Wir wollten den Ballettänzern mit Hilfe von Nik Haffner, der als Tänzer des Balletts die digitale Tanzschule redaktionell betreute, eine einfache und übersichtliche Bildschirmoberfläche bieten. Wir begannen mit dem Stück "Self Meant To Govern". Auf dem Bildschirm sieht man zuerst die sechs Tänzerinnen (in der Mitte der Musiker) wie Planeten um eine zentrale Uhr schweben. Die Uhr zeigt Buchstaben statt Zahlen. Jeder Körper steht stellvertretend für ein bestimmtest Thema der Tanzschule. Das Layout des Bildschirms folgt dem Bedürfnis von Tänzern, eine Bewegung im Kons Raumes und nicht nur flach auf dem Bildschirm zu erleben. An den Ecken des Bildschirms sind stets die Buchstaben "t" (für Theory), "e" (für Example), "r" (für Rehearsal) und "p" (für Performance) zu sehen, um die Orientierung jederzeit so einfach wie möglich zu halten.

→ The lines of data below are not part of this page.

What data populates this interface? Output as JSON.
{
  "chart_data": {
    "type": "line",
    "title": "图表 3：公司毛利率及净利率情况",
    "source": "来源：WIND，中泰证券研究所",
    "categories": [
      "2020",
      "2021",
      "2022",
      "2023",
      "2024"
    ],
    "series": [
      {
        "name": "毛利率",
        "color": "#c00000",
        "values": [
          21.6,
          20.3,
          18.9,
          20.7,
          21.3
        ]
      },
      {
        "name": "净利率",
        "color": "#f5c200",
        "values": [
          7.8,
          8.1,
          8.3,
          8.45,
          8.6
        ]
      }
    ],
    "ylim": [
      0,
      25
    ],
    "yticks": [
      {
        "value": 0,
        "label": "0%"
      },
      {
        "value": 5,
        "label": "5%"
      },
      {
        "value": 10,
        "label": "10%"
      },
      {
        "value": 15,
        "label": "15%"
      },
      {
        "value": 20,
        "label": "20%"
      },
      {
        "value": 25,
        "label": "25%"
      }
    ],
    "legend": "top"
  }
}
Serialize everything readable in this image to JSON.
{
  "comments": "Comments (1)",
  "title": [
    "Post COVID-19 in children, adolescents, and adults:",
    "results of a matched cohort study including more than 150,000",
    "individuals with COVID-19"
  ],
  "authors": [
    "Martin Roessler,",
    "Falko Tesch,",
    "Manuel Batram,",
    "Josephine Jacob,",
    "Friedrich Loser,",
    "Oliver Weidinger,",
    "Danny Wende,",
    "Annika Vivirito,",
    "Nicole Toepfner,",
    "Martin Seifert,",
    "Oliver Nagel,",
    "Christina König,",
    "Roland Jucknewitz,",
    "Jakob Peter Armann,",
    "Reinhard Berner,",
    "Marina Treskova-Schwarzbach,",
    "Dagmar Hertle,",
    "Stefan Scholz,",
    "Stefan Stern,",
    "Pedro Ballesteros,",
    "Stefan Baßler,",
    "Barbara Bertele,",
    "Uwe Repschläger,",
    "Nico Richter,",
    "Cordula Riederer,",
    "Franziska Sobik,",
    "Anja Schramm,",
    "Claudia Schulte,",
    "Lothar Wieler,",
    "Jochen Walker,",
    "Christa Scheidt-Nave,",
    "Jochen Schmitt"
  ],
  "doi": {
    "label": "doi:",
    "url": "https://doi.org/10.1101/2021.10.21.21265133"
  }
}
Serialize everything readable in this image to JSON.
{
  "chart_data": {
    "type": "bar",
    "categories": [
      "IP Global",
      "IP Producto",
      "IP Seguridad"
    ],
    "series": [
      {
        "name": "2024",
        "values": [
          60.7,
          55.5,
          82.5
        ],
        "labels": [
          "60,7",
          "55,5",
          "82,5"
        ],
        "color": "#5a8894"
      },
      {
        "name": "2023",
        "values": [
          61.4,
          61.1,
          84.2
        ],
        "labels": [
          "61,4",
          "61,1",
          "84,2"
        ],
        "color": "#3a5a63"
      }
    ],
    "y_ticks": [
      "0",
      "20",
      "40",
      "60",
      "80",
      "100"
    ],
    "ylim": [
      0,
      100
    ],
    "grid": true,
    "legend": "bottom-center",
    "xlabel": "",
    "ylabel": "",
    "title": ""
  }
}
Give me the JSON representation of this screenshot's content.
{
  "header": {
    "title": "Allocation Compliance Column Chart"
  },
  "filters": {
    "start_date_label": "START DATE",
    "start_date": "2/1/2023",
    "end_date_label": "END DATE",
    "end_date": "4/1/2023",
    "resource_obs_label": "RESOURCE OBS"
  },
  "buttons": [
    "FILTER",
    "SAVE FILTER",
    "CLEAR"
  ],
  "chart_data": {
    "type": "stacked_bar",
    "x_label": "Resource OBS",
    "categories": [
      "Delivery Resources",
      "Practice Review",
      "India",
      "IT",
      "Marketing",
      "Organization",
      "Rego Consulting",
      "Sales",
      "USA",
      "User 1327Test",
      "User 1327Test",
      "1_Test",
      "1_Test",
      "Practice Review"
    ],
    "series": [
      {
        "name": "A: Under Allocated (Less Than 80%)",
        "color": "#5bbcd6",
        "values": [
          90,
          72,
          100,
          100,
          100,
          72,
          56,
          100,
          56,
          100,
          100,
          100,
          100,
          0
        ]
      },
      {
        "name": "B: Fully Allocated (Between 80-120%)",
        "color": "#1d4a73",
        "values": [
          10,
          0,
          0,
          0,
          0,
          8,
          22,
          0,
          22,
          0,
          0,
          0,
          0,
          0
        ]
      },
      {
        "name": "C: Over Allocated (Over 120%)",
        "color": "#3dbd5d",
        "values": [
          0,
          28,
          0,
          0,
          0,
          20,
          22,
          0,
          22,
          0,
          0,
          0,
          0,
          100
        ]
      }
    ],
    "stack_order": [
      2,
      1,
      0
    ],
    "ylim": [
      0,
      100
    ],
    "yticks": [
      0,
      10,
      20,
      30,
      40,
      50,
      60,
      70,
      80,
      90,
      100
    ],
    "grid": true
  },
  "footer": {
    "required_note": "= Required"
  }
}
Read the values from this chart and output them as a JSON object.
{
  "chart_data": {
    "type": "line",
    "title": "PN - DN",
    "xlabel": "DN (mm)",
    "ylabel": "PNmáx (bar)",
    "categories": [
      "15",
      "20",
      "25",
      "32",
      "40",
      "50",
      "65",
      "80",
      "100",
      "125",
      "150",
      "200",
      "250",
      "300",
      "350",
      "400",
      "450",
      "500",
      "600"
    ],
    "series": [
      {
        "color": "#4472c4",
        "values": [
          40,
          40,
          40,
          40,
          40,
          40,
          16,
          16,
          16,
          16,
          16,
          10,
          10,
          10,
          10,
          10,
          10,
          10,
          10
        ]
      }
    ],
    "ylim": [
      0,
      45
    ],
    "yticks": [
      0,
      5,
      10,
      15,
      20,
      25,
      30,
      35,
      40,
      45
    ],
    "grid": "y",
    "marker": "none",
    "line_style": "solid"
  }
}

Von der "Theory", in der in der Regel William Forsythe selbst eine Einführung in die Bewegung per Video zeigt, gelangt man über die Felder "Example" zu vergleichenden Studien aus der Performance ("p") und den Proben ("r").

Ein Beispiel, wie der Anwender sich durch die CD-ROM bewegt, ist die "Point-to-Point-Linie" als Teil von Forsythe Bewegungsgrammatik aus Punkt, Linie und Fläche. Während er eine Bewegungsgrammatik demonstriert, von Punkt zu Punkt, legten wir über diese Bewegung eine weisse Linie ("Layer"), um die Präzisieon dieser Bewegung zu verdeutlichen, die in den Ausschnitten aus den Proben- und Bühnenaufnahmen nicht so direkt ins Auge springen kann. Veranschaulicht werden Begriffe, die im tägliche Probenprozess zum Vokabular der Kompagnie gehören. Wenn forsythe von "Dropping Curves" spricht, erfährt der Tänzer spätestens auf der im Ballettsaal stehenden CD-ROM, wie hierbei die Schwerkraft den Körper in einer exakten "Punkt-Linienführung" zu Boden zwingt. Der Handballen liegt auf einer von uns animierten weissen Linien, die in einer Schwerkraftkurve zu Boden fährt. Die Anschauung einer Ballettbewegung dabei nicht nur auf der Bühne zu zeigen, war Absicht, als wir die Videodokumente von Probenprozessen in die Kapitel "Rehearsal" mit aufnahmen: Bewegung ist keine finale Form, sondern entwickelt sich aus dem Tänzer selbst heraus. So konnten wir zeigen, dass sie sich in der Zeit bis zur Aufführung auch ändern kann und wird.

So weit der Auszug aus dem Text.